The net relative speed (Moon minus Sun) thus ranges from about 10.8 to 14.5 degrees per day. A tithi at maximum speed takes 12 / 14.5 = approximately 19.9 hours. A tithi at minimum speed takes 12 / 10.8 = approximately 26.7 hours. This is why no two consecutive tithis are identical in length, and why the Panchang must be computed fresh for every day and location rather than simply following a fixed schedule.
The Hindu calendar day (divasa) is reckoned from one sunrise to the next. The tithi prevailing at the moment of local sunrise determines that day's official tithi. In the most common scenario, a tithi starts after one sunrise and ends before the next — that tithi is present at the first sunrise but not the second, and the day bears its name. When a tithi spans two sunrises (is present at both), we have a Vriddhi situation. When a tithi fits entirely between two sunrises (present at neither), we have a Kshaya situation.
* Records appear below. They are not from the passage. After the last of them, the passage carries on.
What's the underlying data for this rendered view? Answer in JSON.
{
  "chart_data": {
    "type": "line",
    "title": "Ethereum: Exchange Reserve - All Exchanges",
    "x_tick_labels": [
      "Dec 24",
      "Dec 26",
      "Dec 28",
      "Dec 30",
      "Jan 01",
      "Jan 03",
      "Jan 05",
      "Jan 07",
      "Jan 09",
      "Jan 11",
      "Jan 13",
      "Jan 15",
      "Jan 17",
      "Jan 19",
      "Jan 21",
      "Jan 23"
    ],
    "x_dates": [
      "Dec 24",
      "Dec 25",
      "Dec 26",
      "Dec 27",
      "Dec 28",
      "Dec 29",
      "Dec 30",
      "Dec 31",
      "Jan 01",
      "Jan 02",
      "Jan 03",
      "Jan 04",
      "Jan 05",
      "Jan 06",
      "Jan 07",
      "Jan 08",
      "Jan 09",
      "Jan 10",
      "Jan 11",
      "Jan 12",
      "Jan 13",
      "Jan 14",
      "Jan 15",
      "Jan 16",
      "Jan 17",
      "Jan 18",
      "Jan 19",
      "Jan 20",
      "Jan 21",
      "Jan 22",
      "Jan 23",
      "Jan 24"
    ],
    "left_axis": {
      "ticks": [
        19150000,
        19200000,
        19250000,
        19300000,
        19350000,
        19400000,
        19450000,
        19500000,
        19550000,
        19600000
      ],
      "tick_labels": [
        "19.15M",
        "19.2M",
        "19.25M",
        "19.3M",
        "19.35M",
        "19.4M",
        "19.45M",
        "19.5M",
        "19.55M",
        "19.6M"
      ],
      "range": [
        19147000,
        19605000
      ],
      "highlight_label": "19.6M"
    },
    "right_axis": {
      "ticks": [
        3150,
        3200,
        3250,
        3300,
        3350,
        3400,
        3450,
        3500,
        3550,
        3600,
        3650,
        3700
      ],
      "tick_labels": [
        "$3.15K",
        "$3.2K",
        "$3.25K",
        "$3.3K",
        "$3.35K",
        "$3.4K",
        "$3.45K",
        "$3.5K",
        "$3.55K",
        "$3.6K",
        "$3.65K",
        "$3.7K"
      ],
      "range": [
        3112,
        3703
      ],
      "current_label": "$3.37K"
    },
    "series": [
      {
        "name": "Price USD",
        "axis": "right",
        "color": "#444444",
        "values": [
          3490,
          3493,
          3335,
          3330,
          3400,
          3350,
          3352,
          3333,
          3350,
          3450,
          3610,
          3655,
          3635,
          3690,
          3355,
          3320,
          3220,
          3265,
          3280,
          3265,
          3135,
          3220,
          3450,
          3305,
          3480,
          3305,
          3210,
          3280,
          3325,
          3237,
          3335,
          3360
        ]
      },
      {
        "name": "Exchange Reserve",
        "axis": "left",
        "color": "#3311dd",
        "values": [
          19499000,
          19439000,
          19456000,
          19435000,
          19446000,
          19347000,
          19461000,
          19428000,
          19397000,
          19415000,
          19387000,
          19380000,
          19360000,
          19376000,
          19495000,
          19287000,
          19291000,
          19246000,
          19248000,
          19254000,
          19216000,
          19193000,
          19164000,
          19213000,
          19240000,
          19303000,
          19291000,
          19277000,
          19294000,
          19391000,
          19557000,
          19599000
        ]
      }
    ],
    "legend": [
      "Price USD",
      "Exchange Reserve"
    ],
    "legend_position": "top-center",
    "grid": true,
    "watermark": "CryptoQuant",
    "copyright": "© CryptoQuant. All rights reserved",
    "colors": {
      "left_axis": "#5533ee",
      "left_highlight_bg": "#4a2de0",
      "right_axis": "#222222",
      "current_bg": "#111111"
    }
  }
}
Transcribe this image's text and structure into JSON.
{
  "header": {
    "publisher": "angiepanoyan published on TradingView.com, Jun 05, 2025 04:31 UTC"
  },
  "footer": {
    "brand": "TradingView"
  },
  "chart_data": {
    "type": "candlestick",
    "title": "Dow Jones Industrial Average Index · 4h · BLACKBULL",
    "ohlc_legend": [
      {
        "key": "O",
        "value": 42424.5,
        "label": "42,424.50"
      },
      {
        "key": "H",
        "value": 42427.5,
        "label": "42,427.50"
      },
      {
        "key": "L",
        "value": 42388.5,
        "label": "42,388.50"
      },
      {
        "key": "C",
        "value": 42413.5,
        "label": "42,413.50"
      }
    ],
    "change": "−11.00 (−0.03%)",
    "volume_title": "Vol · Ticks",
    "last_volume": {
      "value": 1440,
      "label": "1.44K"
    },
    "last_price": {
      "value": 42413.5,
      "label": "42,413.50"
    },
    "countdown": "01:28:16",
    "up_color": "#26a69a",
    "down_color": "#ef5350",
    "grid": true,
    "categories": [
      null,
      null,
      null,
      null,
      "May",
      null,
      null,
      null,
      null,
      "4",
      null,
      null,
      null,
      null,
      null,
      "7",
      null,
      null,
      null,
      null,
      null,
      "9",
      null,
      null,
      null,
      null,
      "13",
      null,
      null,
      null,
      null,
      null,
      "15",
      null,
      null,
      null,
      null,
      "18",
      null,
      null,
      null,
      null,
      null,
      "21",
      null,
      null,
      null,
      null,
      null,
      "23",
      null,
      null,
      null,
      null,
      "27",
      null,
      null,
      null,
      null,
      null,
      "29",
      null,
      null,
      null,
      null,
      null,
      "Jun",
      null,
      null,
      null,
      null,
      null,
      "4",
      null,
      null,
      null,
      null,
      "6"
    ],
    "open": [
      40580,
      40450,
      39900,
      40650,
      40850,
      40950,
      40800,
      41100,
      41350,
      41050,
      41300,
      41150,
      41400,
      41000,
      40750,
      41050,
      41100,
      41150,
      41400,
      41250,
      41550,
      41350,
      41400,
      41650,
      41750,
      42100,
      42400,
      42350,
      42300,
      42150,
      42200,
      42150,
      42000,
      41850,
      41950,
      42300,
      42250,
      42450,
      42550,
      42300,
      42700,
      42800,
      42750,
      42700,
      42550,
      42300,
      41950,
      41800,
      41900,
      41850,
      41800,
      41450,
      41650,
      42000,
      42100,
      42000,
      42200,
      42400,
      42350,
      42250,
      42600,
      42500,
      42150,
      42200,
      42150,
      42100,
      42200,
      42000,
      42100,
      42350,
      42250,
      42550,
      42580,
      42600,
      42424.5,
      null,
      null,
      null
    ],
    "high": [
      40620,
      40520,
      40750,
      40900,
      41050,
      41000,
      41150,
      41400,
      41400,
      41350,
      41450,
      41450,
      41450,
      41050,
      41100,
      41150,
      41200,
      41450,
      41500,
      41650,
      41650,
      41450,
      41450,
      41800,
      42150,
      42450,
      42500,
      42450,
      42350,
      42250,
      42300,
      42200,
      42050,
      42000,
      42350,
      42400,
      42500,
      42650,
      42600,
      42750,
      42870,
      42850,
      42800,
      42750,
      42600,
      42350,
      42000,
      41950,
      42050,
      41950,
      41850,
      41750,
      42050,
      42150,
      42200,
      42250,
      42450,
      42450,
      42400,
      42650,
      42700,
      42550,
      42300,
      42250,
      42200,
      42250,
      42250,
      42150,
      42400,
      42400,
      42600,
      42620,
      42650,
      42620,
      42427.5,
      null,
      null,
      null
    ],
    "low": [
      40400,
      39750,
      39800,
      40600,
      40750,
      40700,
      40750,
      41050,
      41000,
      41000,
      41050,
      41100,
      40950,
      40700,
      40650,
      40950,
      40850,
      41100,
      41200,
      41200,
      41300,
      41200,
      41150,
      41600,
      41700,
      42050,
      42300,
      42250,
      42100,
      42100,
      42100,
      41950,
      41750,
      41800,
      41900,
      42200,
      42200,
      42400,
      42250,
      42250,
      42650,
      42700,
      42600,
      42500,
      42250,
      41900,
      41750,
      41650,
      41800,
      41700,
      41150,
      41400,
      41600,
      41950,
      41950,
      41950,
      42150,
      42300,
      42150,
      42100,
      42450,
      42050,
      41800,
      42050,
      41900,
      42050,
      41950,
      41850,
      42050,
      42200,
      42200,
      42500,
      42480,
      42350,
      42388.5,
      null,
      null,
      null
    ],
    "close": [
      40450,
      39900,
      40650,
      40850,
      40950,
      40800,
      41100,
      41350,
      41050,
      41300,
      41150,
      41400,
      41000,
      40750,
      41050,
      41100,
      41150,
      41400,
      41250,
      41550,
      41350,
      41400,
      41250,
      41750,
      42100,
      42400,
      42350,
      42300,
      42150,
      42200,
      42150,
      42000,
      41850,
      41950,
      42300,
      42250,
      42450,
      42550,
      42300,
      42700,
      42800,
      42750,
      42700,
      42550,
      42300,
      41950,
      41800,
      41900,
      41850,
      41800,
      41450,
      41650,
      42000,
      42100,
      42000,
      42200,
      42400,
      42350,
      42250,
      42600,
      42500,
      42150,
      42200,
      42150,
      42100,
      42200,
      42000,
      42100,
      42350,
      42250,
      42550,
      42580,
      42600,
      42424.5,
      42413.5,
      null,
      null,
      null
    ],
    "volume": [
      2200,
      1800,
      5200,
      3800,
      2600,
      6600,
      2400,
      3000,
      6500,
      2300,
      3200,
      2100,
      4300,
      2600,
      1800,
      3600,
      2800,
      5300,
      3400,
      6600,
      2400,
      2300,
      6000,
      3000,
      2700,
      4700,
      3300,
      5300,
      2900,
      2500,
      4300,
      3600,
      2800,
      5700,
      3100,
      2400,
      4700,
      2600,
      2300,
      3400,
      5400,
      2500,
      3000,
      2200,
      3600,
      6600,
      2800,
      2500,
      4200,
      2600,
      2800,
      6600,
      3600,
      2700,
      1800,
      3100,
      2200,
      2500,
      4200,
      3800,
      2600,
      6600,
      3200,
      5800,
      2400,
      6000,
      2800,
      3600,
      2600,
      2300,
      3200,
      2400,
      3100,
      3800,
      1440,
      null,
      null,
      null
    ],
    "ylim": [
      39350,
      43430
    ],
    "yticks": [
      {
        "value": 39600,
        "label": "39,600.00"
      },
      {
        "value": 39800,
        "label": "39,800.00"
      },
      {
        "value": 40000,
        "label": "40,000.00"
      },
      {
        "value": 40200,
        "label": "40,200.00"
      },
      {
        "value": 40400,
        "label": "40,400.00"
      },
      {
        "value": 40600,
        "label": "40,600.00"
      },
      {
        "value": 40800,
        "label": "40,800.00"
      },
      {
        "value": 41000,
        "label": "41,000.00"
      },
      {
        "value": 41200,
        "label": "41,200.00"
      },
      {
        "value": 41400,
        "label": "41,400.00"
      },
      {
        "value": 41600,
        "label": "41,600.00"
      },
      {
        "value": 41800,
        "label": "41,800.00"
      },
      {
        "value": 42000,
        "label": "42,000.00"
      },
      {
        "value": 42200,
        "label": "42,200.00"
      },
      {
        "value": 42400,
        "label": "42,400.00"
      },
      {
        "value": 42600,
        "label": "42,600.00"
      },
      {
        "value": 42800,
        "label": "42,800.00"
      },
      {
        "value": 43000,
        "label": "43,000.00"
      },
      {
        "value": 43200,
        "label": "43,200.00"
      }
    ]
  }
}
The rules for handling Kshaya and Vriddhi tithis are codified in Dharmashastra texts like the Nirnaya Sindhu (17th century) and Dharma Sindhu, which serve as authoritative guides for festival and ritual scheduling. Surya Siddhanta provides the mathematical foundation, while texts like Muhurta Chintamani elaborate on the practical implications for electional astrology. The sunrise-reckoning convention is universal across all Hindu Panchang traditions.